Arizona Coyotes plan to fund new arena, recreation area in particular, says team leader/CEO

Now that the Arizona Coyotes have reached an agreement with Tempe City Council to continue negotiations on a new plaza and recreation area in suburban Phoenix, their team president and CEO, Xavier A. Gutierrez, the next challenge is to clear up misconceptions about what’s running — and how the team plans to pay for it.

“the biggest [hurdle] “Honestly it’s getting people to understand the project,” Gutierrez told ESPN on Wednesday. There was a transparent clause that really forbid us to speak out [before a June 2 hearing]. We’ve been keeping it under wraps for months, so now we’re making people comfortable. We say, “We’ll pay for all of this.” And we have [been met with] Some skepticism about that, but that’s what we’re really suggesting.”

Coyotes brass presented its $1.7 billion project to Tempe City Council in an eight-hour marathon session that included comments from more than 100 citizens and included more than 220 written statements before a 5-2 vote for the team.

Wolves are looking for more than just a yard and training facility to become their permanent home. Their offer includes a 46-acre site – currently used as a landfill – which will also include hotels, apartments, retail stores and other outposts that Gutierrez insists will be beneficial to the entire community.

But as Gutierrez knows all too well, there are doubts about wolves’ ability to make this happen financially without help. The team received a notice of termination from the Gila River Arena in December 2021 in part over $1.3 million in unpaid taxes — which the team settled — and Coyote was among the lowest sources of income in the NHL.

Gutierrez insists they are not looking for a flyer to revive Tempe’s vision.

“It will be financed by the private sector,” he said. “We’re going to put up the capital. We’re going to actually buy the land. And then we apply for the city’s issuance bonds whose only guarantee will be land and real estate, so the taxpayers will never be at risk. We’re going to be very excited about creating our first privately funded recreation area.” in the history of Arizona”.

Getting this project off the ground would, more urgently, give the wolves a long-term home. The Coyotes’ lease at the Gila River Arena expires on June 30, and over the next three seasons, they’ll play at a 5,000-seat venue still under construction in Arizona.

Even a yes from city council doesn’t mean coyotes are about to start. There are months of negotiations between the city and developers, as well as community meetings and public forums.

“We respect this process with the city of Tempe and what they need to feel comfortable with,” Gutierrez said. “We told them we’d like to make a decision in the fall. We’d like to start repairing this land and building that first phase, which will include the new arena, the training facility, and a couple of other uses. We’re not in control of that, and we’ll be working with the city to create a truly meaningful partnership.”

There are also questions about noise and traffic and how incoming properties will affect local businesses. Wolves take a folk approach to allay some of those fears.

“It is up to us to make sure that we get out there and have those conversations, get that educational level, and say, ‘Hey, this is how we approach problems,'” Gutierrez said.

This dialogue will take place while the Wolves play in Arizona. Gutierrez said construction is on track to be completed in September or October.

Coyotes had to invest about $30 million to finish the NHL annex that provides the required locker room and medical facilities not normally available on college premises. Gutierrez said the playoff will not be completed when the NHL opens the 2022-23 season in October, but the Coyotes are planning to host games sometime that month.

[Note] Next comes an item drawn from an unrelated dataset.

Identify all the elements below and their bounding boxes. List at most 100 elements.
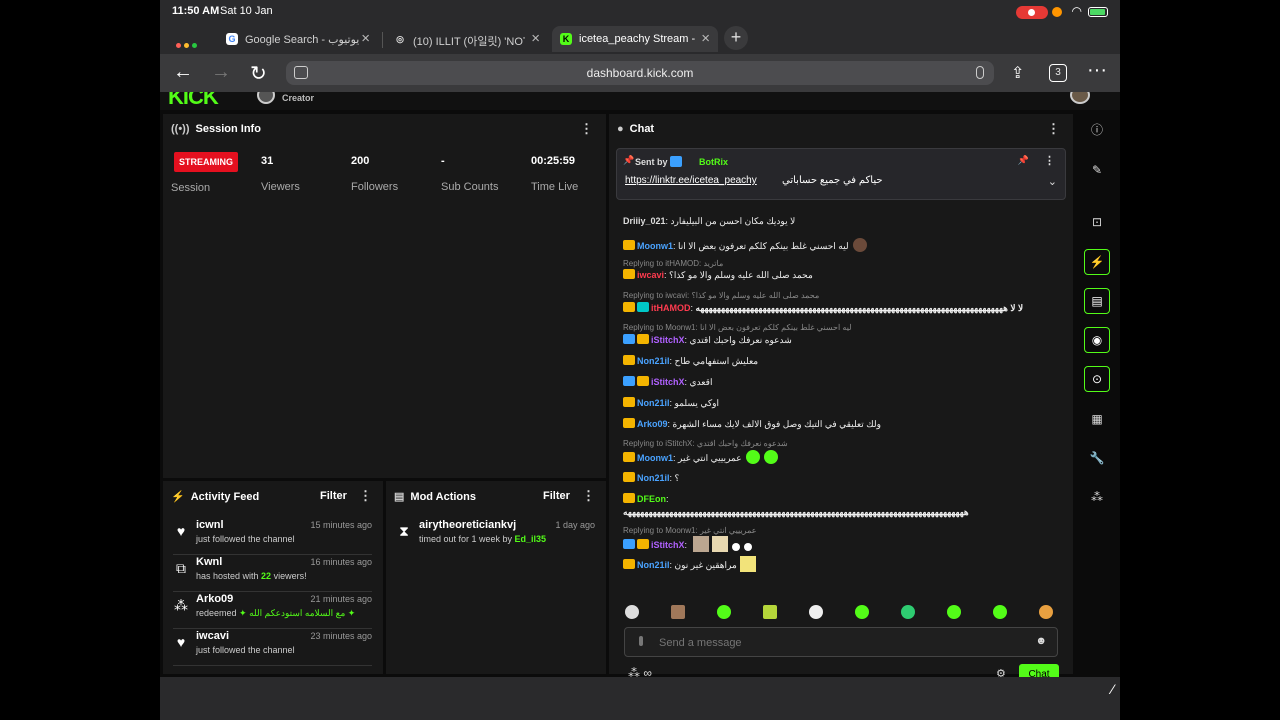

Gutierrez declined to comment specifically on ticket sales for the Coyotes Games in Arizona, but said they are going “very well” and promised details soon.

Whatever Coyotes have up their sleeve, NHL Commissioner Gary Pittman is firmly behind them. Bettman previously said that if Project Tempe were approved, he would ensure that the Coyotes were not allowed to move for 30 years and that the arena would host the All-Star Game and the NHL Draft.

In media availability Wednesday, Bettman reiterated that it is not “unprecedented” for the NHL to play temporarily in small venues if the bigger picture is in mind.

“You have to do what you have to do if you believe in a long-term market,” Bateman said. “Obviously there is some work to be done before we can put a shovel into the ground [in Tempe]. But the more reports I get, [it sounds like] Everyone does what they need to do as efficiently as possible.”